In this dissertation, I trace the growth of cynical reason and the spectacle in postwar American architecture by examining the emergence of a new attitude toward form in postwar American architecture and the rise of the group of architectural celebrities that represented it.

From the 1950s onward, a number of architectural educators–most notably Colin Rowe and John Hejduk–derived a theory of architectural design from the visual language developed by graphic art educators Laszlo Moholy-Nagy and Gyorgy Kepes. The architectural educators’ intent was to solidify architecture’s claim to artistic autonomy through a focus on the rigorous use of form. In doing so, they hoped to resist the threat to architecture as a discipline, then having its domain of inquiry attacked by the encroaching social sciences and engineering.

Like Moholy-Nagy and Kepes, the architectural educators aimed to create an innocent eye in the student, restricting vision to instantaneous, prelinguistic perception of two-dimensional formal relationships.

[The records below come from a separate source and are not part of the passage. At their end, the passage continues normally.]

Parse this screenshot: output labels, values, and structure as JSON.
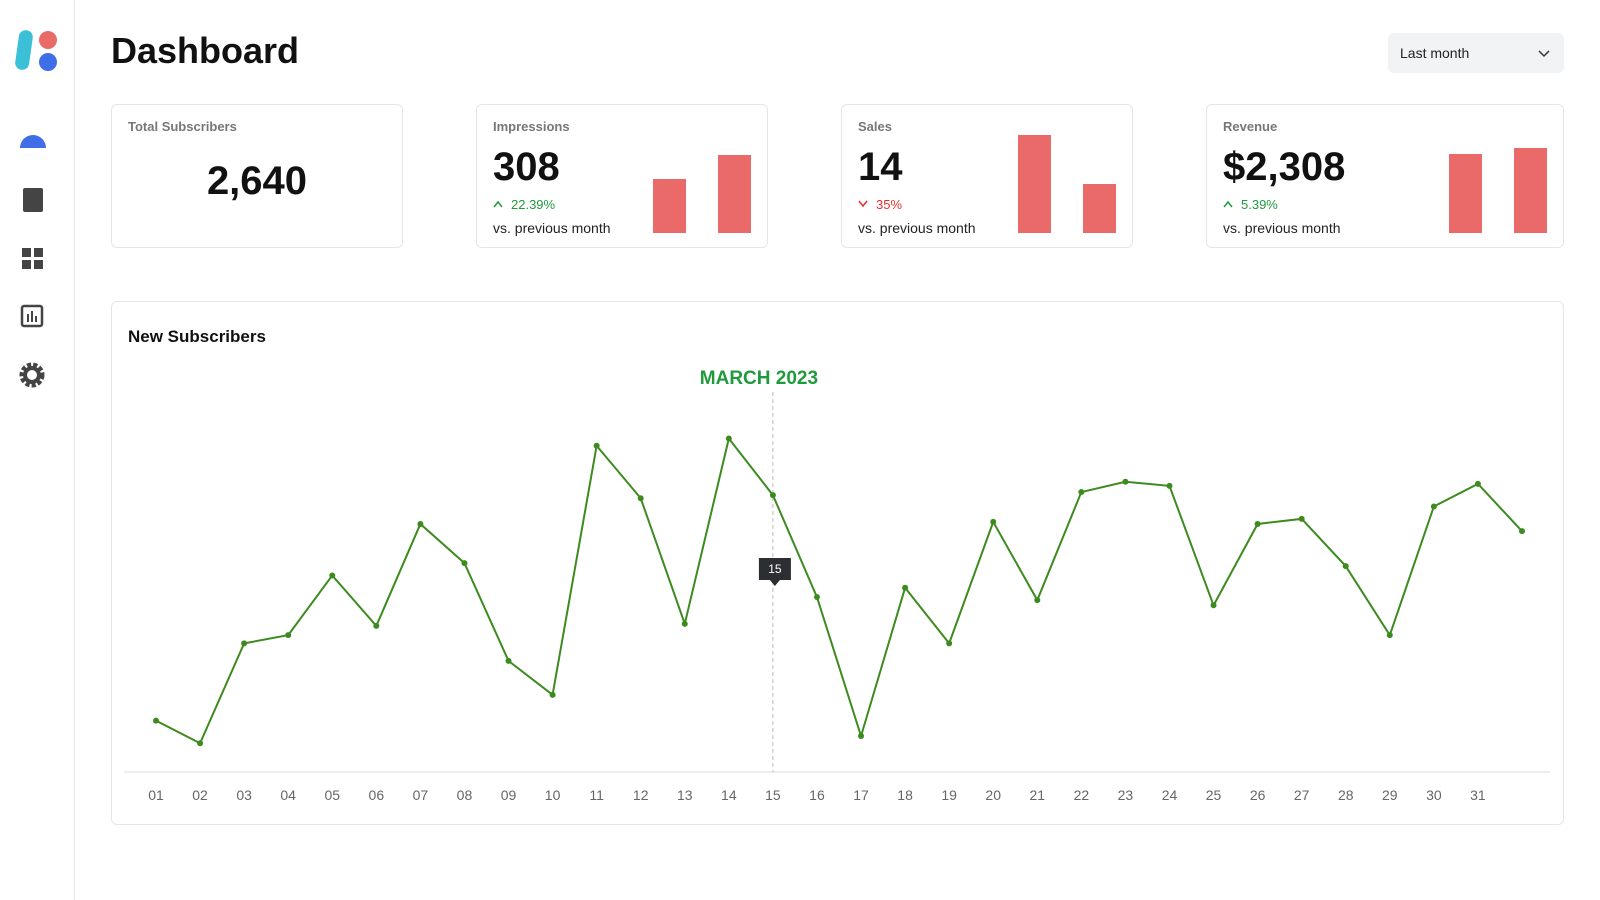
{
  "sidebar": {
    "items": 5
  },
  "header": {
    "title": "Dashboard",
    "dropdown": "Last month"
  },
  "cards": [
    {
      "title": "Total Subscribers",
      "value": "2,640"
    },
    {
      "title": "Impressions",
      "value": "308",
      "change": "22.39%",
      "direction": "up",
      "note": "vs. previous month",
      "bars": [
        52,
        76
      ]
    },
    {
      "title": "Sales",
      "value": "14",
      "change": "35%",
      "direction": "down",
      "note": "vs. previous month",
      "bars": [
        95,
        48
      ]
    },
    {
      "title": "Revenue",
      "value": "$2,308",
      "change": "5.39%",
      "direction": "up",
      "note": "vs. previous month",
      "bars": [
        77,
        83
      ]
    }
  ],
  "chart_data": {
    "type": "line",
    "title": "New Subscribers",
    "annotation": "MARCH 2023",
    "tooltip": "15",
    "categories": [
      "01",
      "02",
      "03",
      "04",
      "05",
      "06",
      "07",
      "08",
      "09",
      "10",
      "11",
      "12",
      "13",
      "14",
      "15",
      "16",
      "17",
      "18",
      "19",
      "20",
      "21",
      "22",
      "23",
      "24",
      "25",
      "26",
      "27",
      "28",
      "29",
      "30",
      "31",
      null
    ],
    "values": [
      48,
      26,
      123,
      131,
      189,
      140,
      239,
      201,
      106,
      73,
      315,
      264,
      142,
      322,
      267,
      168,
      33,
      177,
      123,
      241,
      165,
      270,
      280,
      276,
      160,
      239,
      244,
      198,
      131,
      256,
      278,
      232
    ],
    "color": "#3d8b1f",
    "ylim": [
      0,
      340
    ]
  }
}
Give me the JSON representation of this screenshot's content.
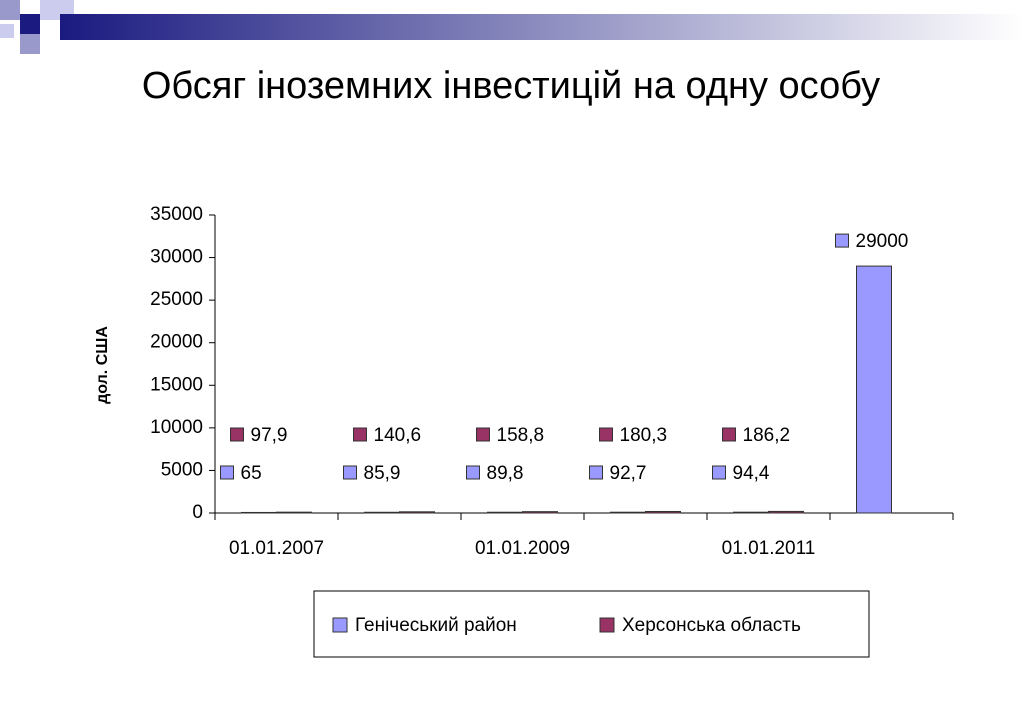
{
  "chart_data": {
    "type": "bar",
    "title": "Обсяг іноземних інвестицій на одну особу",
    "y_label": "дол. США",
    "categories": [
      "01.01.2007",
      null,
      "01.01.2009",
      null,
      "01.01.2011",
      null
    ],
    "series": [
      {
        "name": "Генічеський район",
        "color": "#9999ff",
        "values": [
          65,
          85.9,
          89.8,
          92.7,
          94.4,
          29000
        ],
        "value_labels": [
          "65",
          "85,9",
          "89,8",
          "92,7",
          "94,4",
          "29000"
        ]
      },
      {
        "name": "Херсонська область",
        "color": "#993366",
        "values": [
          97.9,
          140.6,
          158.8,
          180.3,
          186.2,
          null
        ],
        "value_labels": [
          "97,9",
          "140,6",
          "158,8",
          "180,3",
          "186,2",
          null
        ]
      }
    ],
    "ylim": [
      0,
      35000
    ],
    "yticks": [
      0,
      5000,
      10000,
      15000,
      20000,
      25000,
      30000,
      35000
    ],
    "legend": "bottom"
  }
}
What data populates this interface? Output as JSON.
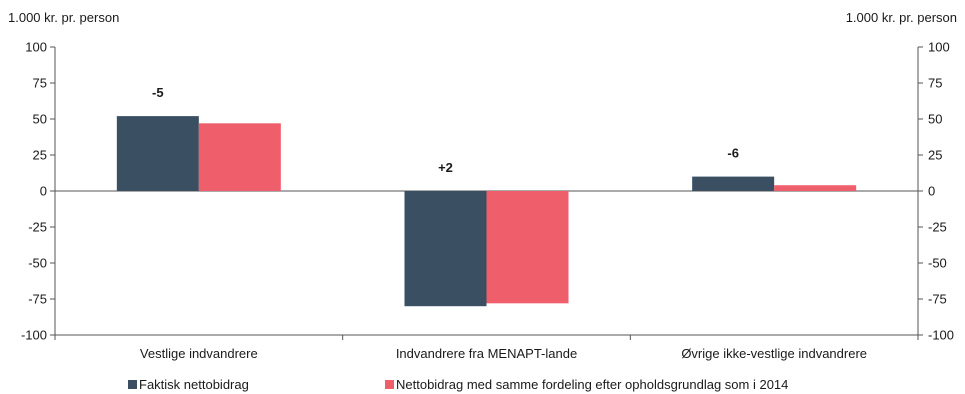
{
  "chart_data": {
    "type": "bar",
    "left_axis_unit": "1.000 kr. pr. person",
    "right_axis_unit": "1.000 kr. pr. person",
    "ylim": [
      -100,
      100
    ],
    "yticks": [
      100,
      75,
      50,
      25,
      0,
      -25,
      -50,
      -75,
      -100
    ],
    "categories": [
      "Vestlige indvandrere",
      "Indvandrere fra MENAPT-lande",
      "Øvrige ikke-vestlige indvandrere"
    ],
    "series": [
      {
        "name": "Faktisk nettobidrag",
        "color": "#3a4f61",
        "values": [
          52,
          -80,
          10
        ]
      },
      {
        "name": "Nettobidrag med samme fordeling efter opholdsgrundlag som i 2014",
        "color": "#ef5f6b",
        "values": [
          47,
          -78,
          4
        ]
      }
    ],
    "annotations": [
      "-5",
      "+2",
      "-6"
    ],
    "grid": false,
    "legend_position": "bottom"
  }
}
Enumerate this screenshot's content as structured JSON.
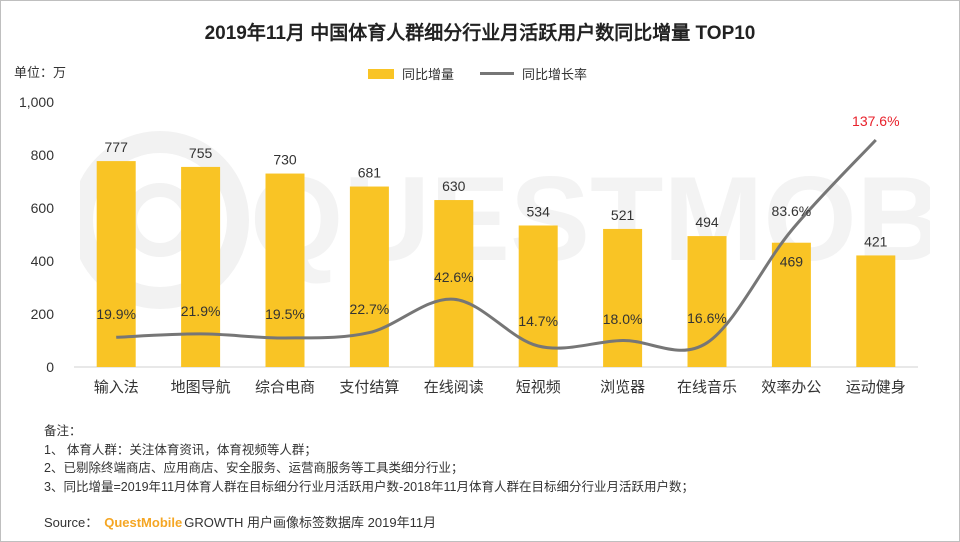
{
  "chart_data": {
    "type": "bar+line",
    "title": "2019年11月 中国体育人群细分行业月活跃用户数同比增量 TOP10",
    "unit_label": "单位：万",
    "categories": [
      "输入法",
      "地图导航",
      "综合电商",
      "支付结算",
      "在线阅读",
      "短视频",
      "浏览器",
      "在线音乐",
      "效率办公",
      "运动健身"
    ],
    "series": [
      {
        "name": "同比增量",
        "type": "bar",
        "values": [
          777,
          755,
          730,
          681,
          630,
          534,
          521,
          494,
          469,
          421
        ],
        "labels": [
          "777",
          "755",
          "730",
          "681",
          "630",
          "534",
          "521",
          "494",
          "469",
          "421"
        ]
      },
      {
        "name": "同比增长率",
        "type": "line",
        "values": [
          19.9,
          21.9,
          19.5,
          22.7,
          42.6,
          14.7,
          18.0,
          16.6,
          83.6,
          137.6
        ],
        "labels": [
          "19.9%",
          "21.9%",
          "19.5%",
          "22.7%",
          "42.6%",
          "14.7%",
          "18.0%",
          "16.6%",
          "83.6%",
          "137.6%"
        ]
      }
    ],
    "ylim": [
      0,
      1000
    ],
    "yticks": [
      0,
      200,
      400,
      600,
      800,
      1000
    ],
    "ytick_labels": [
      "0",
      "200",
      "400",
      "600",
      "800",
      "1,000"
    ],
    "line_scale_note": "secondary axis hidden",
    "legend_position": "top-center"
  },
  "colors": {
    "bar": "#F9C425",
    "line": "#767676",
    "highlight": "#E8212B",
    "brand": "#F5A623"
  },
  "notes": {
    "heading": "备注：",
    "lines": [
      "1、 体育人群：关注体育资讯，体育视频等人群；",
      "2、已剔除终端商店、应用商店、安全服务、运营商服务等工具类细分行业；",
      "3、同比增量=2019年11月体育人群在目标细分行业月活跃用户数-2018年11月体育人群在目标细分行业月活跃用户数；"
    ]
  },
  "source": {
    "prefix": "Source：",
    "brand": "QuestMobile",
    "text": "GROWTH 用户画像标签数据库  2019年11月"
  },
  "watermark": "QUESTMOBILE"
}
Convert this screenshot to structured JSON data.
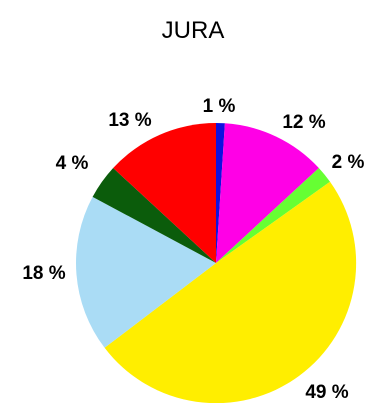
{
  "chart_data": {
    "type": "pie",
    "title": "JURA",
    "legend": "none",
    "slices": [
      {
        "label": "1 %",
        "value": 1,
        "color": "#1010e0"
      },
      {
        "label": "12 %",
        "value": 12,
        "color": "#ff00e6"
      },
      {
        "label": "2 %",
        "value": 2,
        "color": "#66ff33"
      },
      {
        "label": "49 %",
        "value": 49,
        "color": "#ffee00"
      },
      {
        "label": "18 %",
        "value": 18,
        "color": "#aadcf5"
      },
      {
        "label": "4 %",
        "value": 4,
        "color": "#0b5c0b"
      },
      {
        "label": "13 %",
        "value": 13,
        "color": "#ff0000"
      }
    ]
  }
}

The student would become a retinalized subject under the influence of outside forces rather than an agent capable of independent action and hence ethically responsible in their life and architecture. In addition, the new theory of architecture was unable to divest itself of its origin in graphic art and produced a formally complex but atectonic, cardboard (-like) architecture.

Against this background, I investigate the rise of the movement’s representatives–Peter Eisenman, Michael Graves, Richard Meier, and Robert Stern–and their relationship to their patron, Philip Johnson. Together, they promoted each other and cardboard architecture, as well as a history and architecture reduced to image.

But history has a material reality: in the 1930s, Johnson participated in the American fascist movement and left as evidence a body of fascistic and antisemitic texts he wrote for publications in the movement. Since then he and his promoters, among them Stern and Eisenman, have carefully repressed his past by making it into a public secret. Ultimately, the kids do not have innocent eyes: along with Johnson they have promoted a spectacular architectural discourse of cynicism.